Por um belo texto de David Remick para a New Yorker em 2014, ficamos sabendo que ela escrevia a parte de piano, a harmonia de base e os breaks da bateria desde "Chain of foods" até "Natural woman". Remick a considera "a maior cantora da história da música popular do pós-guerra". E resume algumas de suas inovações: "Só a partir de 'Amazing Grace', sua gravação de 1972, ela passou a receber os créditos devidos. É portanto surpreendente, embora não devesse ser, ficar sabendo que 'Lucky old sun', de Ray Charles, e a versão de Otis Redding para 'Try to a little tenderness' se inspiraram nas gravações de Aretha destas canções; que ela mesma gravava em overbuds suas muitas linhas vocais sete anos antes de Marvin Gaye tornar famosa esta técnica em 'hat’s going on'; que Eric Clapton ficou intimidado de tocar guitarra com ela; que sua gravação de 1967 de 'Respect' de Otis Redding formatou o modelo de uma soul music socialmente consciente e comercialmente viável por muitos anos; que Gaye se sentiu recompensado quando ela cantou sua 'Wholly Holy' em 'Amazing Grace' - o disco com o qual, além disso, Aretha ajudou a 'inventar o gospel moderno'".

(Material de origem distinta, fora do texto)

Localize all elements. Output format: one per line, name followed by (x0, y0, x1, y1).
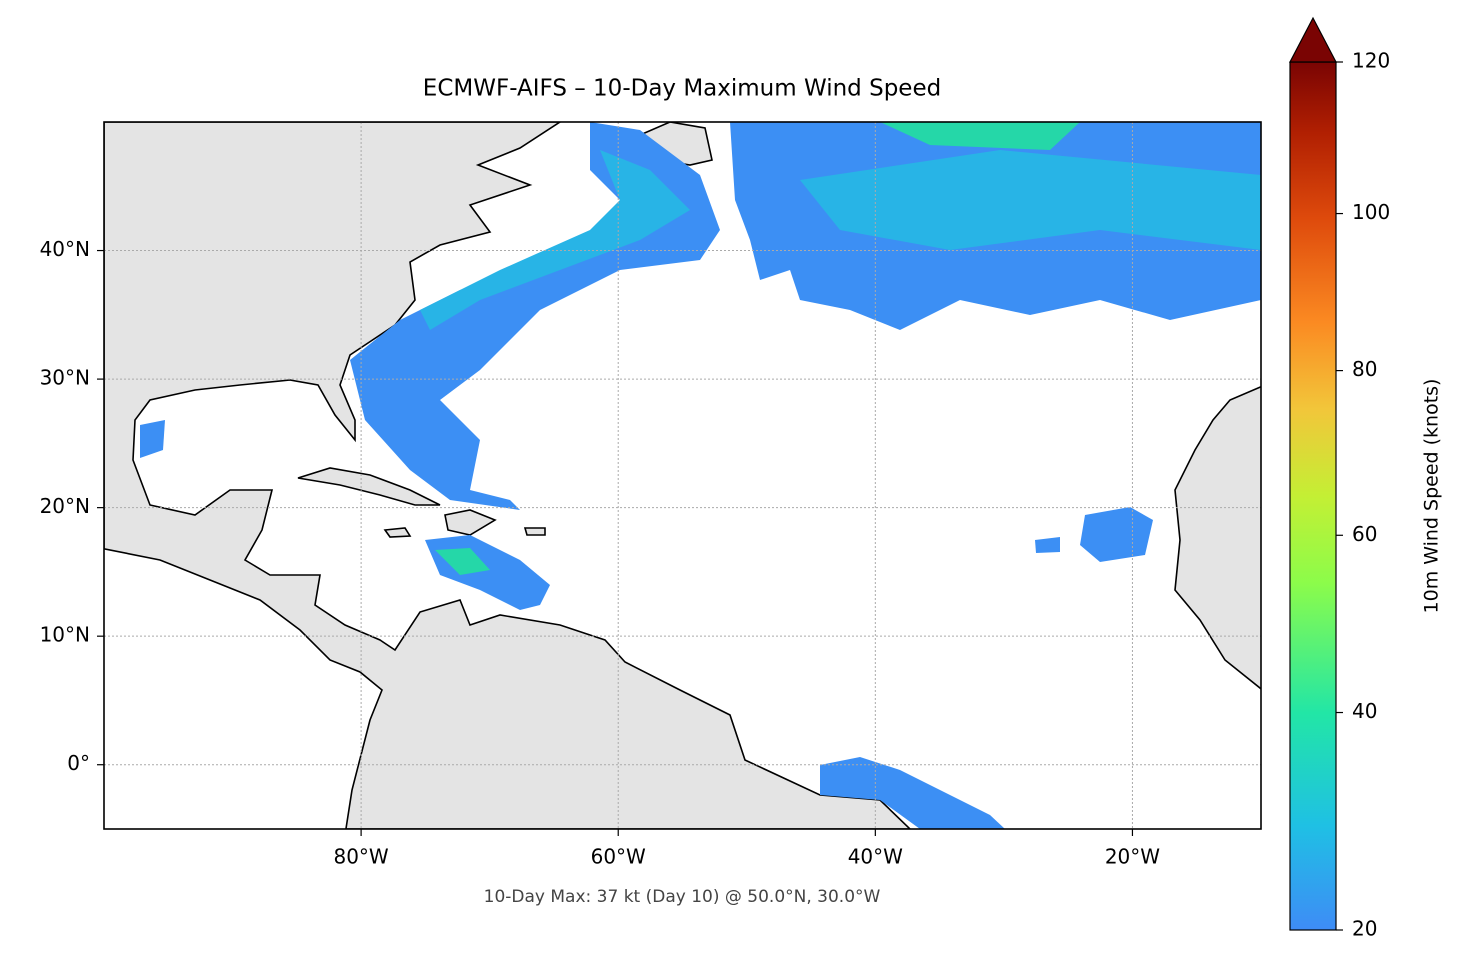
map (104, 122, 1261, 829)
y-tick-label: 40°N (40, 237, 90, 261)
pacific (104, 547, 383, 829)
y-tick-label: 20°N (40, 494, 90, 518)
colorbar-label: 10m Wind Speed (knots) (1421, 379, 1443, 614)
map-frame (103, 121, 1262, 830)
y-tick-label: 0° (67, 751, 90, 775)
x-tick-label: 60°W (591, 845, 646, 869)
x-tick-label: 40°W (848, 845, 903, 869)
colorbar-tick-label: 40 (1352, 699, 1377, 723)
wind-field (140, 122, 1261, 829)
hispaniola (444, 509, 497, 536)
puerto-rico (523, 527, 546, 536)
grid (104, 122, 1261, 829)
y-tick-label: 10°N (40, 623, 90, 647)
title: ECMWF-AIFS – 10-Day Maximum Wind Speed (423, 76, 941, 102)
colorbar-tick-label: 80 (1352, 357, 1377, 381)
colorbar-tick-label: 20 (1352, 917, 1377, 941)
jamaica (383, 527, 412, 538)
cuba (297, 467, 441, 506)
africa (1174, 385, 1261, 690)
colorbar-tick-label: 120 (1352, 49, 1390, 73)
colorbar (1289, 61, 1337, 931)
colorbar-tick-label: 60 (1352, 522, 1377, 546)
colorbar-extend (1289, 16, 1337, 63)
colorbar-tick-label: 100 (1352, 200, 1390, 224)
x-tick-label: 80°W (333, 845, 388, 869)
y-tick-label: 30°N (40, 366, 90, 390)
footnote: 10-Day Max: 37 kt (Day 10) @ 50.0°N, 30.… (484, 887, 881, 907)
x-tick-label: 20°W (1105, 845, 1160, 869)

Relembre as datas mais importantes da trajetória de Aretha Franklin:
- 25 de março de 1942: nasce em Memphis, no Tennessee.
- 1956: lança seu primeiro álbum, "The Gospel Soul of Aretha Franklin".
- 1967: recebe seu primeiro Prêmio Grammy pela canção "Respect".
- 1968: canta "Precious Lord, Take My Hand" nos funerais do líder negro Martin Luther King Jr.
- 1977: interpreta "God Bless America" na cerimônia de posse do presidente Jimmy Carter. Ela cantaria posteriormente nas posses dos democratas Bill Clinton (1993) e Barack Obama (2009).
- 1987: se torna a primeira mulher a entrar para o Hall da Fama do Rock and Roll.
- 1991: recebe o Grammy Legend Award por sua influência na indústria musical americana.
- 2005: recebe a medalha presidencial da Liberdade, a principal distinção civil americana.
- 2017: anuncia em fevereiro sua aposentadoria após a gravação de um último álbum. Em novembro, canta no aniversário de gala da Fundação Elton John para a Aids, onde parece muito frágil.
- 2018: Aretha Franklin morre em Detroit no dia 16 de agpsto, aos 76 anos.